The absurd danger of the Italian circuit at Monza with its high banking corners was how the course looked back then and this would be the last time the course would be seen in such a form before significant changes were brought in to prevent drivers flying off the track. Again the film has an eerie prescience in that this race is the one that has two of our drivers vying for the championship, one determined to prove himself, the other resigned to the pressures placed upon himself by his team’s owner. The shocking conclusion to this race would be seen in a similarly shocking and wholly real tragedy when Ayrton Senna lost his life at Imola, Italy almost 30 years later. His death also attributed to a similar degree of pressure and doubt that Sarti finds himself in here.

This aspect of the film’s portrayal of the dangers of the sport is its key theme throughout and what lends Grand Prix an almost documentary edge.
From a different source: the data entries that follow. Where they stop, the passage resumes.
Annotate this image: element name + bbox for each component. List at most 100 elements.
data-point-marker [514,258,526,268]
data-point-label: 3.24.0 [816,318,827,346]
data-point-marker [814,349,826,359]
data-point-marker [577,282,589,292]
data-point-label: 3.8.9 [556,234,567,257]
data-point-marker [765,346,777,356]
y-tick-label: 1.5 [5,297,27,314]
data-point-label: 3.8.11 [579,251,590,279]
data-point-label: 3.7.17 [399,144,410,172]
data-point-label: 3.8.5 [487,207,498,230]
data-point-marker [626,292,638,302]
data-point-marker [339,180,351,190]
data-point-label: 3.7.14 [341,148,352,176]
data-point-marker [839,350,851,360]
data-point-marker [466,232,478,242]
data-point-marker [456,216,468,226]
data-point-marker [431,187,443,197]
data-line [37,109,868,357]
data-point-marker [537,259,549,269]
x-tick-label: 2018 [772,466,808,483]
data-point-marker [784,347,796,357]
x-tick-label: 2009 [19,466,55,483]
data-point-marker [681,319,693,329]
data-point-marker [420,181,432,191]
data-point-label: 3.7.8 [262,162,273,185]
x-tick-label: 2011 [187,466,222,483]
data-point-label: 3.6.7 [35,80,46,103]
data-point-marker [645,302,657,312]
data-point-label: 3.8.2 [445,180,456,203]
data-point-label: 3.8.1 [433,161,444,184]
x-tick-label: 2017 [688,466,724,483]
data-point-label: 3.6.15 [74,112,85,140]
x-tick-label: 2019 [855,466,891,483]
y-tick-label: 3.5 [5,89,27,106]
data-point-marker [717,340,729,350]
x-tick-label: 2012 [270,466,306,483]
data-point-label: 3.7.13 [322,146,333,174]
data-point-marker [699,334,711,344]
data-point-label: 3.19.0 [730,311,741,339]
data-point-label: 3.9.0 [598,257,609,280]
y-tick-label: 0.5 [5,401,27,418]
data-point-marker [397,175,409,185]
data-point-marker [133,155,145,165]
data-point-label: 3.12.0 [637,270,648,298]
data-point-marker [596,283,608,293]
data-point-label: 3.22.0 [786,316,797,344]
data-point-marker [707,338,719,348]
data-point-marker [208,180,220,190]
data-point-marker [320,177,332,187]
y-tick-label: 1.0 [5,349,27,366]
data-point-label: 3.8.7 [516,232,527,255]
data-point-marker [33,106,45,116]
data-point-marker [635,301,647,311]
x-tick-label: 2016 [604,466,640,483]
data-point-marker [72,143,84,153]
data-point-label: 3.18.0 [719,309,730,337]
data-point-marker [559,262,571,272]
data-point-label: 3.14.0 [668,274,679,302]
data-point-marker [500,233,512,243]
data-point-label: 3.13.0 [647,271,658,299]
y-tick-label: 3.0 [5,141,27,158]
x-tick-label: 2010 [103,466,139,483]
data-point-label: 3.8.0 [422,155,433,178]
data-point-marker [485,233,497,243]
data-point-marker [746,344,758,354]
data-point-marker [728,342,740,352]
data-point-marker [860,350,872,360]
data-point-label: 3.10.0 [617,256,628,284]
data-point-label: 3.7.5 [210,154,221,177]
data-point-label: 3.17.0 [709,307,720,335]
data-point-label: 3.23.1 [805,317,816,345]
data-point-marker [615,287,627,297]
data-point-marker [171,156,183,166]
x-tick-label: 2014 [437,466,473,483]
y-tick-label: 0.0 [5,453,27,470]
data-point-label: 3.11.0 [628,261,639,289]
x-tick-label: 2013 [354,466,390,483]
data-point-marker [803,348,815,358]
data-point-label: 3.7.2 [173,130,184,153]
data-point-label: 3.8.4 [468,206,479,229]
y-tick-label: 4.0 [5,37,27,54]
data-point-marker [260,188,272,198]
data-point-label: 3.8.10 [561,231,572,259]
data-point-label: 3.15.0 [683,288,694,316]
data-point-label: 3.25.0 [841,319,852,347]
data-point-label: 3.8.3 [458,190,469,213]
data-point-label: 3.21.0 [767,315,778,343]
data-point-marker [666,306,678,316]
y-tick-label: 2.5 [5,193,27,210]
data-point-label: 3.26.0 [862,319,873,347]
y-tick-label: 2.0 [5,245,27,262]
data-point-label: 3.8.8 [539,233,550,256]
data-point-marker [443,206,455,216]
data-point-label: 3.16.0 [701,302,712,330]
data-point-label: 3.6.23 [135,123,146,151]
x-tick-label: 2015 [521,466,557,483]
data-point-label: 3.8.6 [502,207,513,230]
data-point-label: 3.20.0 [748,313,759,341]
The ’66/’67 season was the last one where drivers were racing without properly considered safety precautions. Prior to the big changes brought into the sport by those championing driver safety such as Jackie Stewart, drivers were losing their lives on an alarmingly frequent basis. The film takes time to assess why the drivers take such risks, what drives them to do so and why death was such an accepted inevitability of the sport at that time. By the film’s close we are left with one of our four drivers walking the track post-race, lamenting the death of a friend, a brother, in this most close knit of families.

The sport would be forever changed and the deaths would be drastically reduced after this season yet the same drive and determination in the face of still high odds of death would remain and would continue to drive these men to push the boundaries of speed and technology. No other film since has given such a broad but also realistically detailed and timely study of motor racing.

I’ve tried to keep spoilers to a minimum as I’m sure that there are many reading this who haven’t seen the film. I urge you to seek it out and, when watching it, remind yourselves that nothing like this had ever been seen on screen before. Slightly jarring moments of melodrama aside, Grand Prix is as perfect and thrilling a representation of the sport that you’ll find and, for me, remains the absolute definitive depiction of the sport of motor racing ever committed to film.